Cerita ini hanya fiktif belaka, jika ada kesamaan nama, tempat, atau kejadian, itu hanya kebetulan semata.

Kumandang adzan asar membangunkan ku dari tidur siangku yang panjang. 15:45 WIB jam digital di henpon silver ku. Hari ini adalah minggu, aku teringat akan janjiku dengan seorang teman untuk menemaninya ke Bandara Internasional Minangkabau (BIM), mengantarkan kepergian temannya ke Purworerto, salah satu Kota di Pulau Jawa, aku tak tahu dimana tepatnya.

Ku segera beranjak dari tempat tidurku yang tidak lagi empuk. Kapas kapuk di dalamnya sudah menyusut dan tua seiring berjalannya waktu. Sprei biru langit garis-garis menghiasinya, membuat ia terlihat begitu teduh dan sama sekali tidak menyejukkan mata. Kusut dan berantakan, itu yang kudapati sejauh ini tentang kasur kapuk itu.

Mimpi di siang bolong adalah penyebabnya. Semua seakan begitu konkrit. Memaksa tubuhku ikut merespon semua kejadian di mimpi ke kehidupan nyataku. Jantungku berdegup cepat, badanku meronta-ronta ditemani dengan deraian air mata. Begitulah ungkap teman satu kosanku Nia dengan wajah bingung melihat tingkahku ketika tidur itu kulalui, tanpa sedikitpun niat darinya untuk membangunkan aku. Dia begitu tidak peka terhadap situasi. Asumsiku, saraf responnya mungkin sudah disuspensi.

=====


Ba’da asar, saat itulah dia akan menjemputku. Aku sudah siap dengan jeans biru terang dan T-Shirt putih bertuliskan “Toraja - south Sulawesi” pemberian teman kuliahku ketika ia ke Makasar. Aku tidak suka menggerai rambutku, aku fikir rambutku itu tak sejalan lagi dengan gravitasi, mereka semua seakan ingin terbang melawan gravitasi, hingga membuatku berantakan.
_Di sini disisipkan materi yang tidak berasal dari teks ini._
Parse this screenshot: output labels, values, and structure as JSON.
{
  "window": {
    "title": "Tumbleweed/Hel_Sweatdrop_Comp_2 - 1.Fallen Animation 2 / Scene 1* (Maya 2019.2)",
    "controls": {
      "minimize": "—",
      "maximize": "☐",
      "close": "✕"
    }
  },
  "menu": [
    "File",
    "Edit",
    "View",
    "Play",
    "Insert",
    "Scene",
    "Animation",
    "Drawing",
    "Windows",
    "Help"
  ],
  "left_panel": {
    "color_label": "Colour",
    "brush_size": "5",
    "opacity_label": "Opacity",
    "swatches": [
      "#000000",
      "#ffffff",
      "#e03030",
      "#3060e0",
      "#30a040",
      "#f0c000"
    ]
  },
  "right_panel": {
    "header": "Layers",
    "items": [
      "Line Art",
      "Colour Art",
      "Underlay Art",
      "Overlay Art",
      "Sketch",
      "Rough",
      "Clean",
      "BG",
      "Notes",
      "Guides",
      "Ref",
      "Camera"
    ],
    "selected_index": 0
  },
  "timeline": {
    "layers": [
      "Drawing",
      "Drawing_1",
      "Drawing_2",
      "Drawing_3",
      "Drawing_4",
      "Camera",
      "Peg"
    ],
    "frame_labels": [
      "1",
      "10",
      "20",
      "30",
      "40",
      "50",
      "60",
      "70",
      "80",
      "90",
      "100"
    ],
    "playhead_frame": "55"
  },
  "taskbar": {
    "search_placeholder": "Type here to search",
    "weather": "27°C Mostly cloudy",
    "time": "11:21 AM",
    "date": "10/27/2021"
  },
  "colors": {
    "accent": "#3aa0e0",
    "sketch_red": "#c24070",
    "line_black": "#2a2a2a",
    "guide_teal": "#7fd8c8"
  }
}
Lalu, ku ikatkan mereka semua tinggi kebelakang, dengan ikat rambut hitam minimalis kesayanganku. Hmmm, semua terlihat harmonis dengan sandal jepit putih dan jam tangan putih melingkar ditanganku, begitu kontras dengan kulit kuning langsatku.

Jemariku menekan tombol-tombol kecil henpon silverku. “gw siap”, itulah pesan singkat yang kukirimkan kepada temanku. Ku tunggu dia sambil mendengar lagu-lagu Sheila On 7 yang kusukai dan ku simpan di MP3 henponku. Kaki dan kepalaku ikut bergoyang siring irama lagu (menggoyangkan kepala: aku teringat capung). Sesekali ku kibaskan poni lurus di jidatku ke arah kiri di atas hidungku yang pesek, layaknya pemeran centil sinetron striping.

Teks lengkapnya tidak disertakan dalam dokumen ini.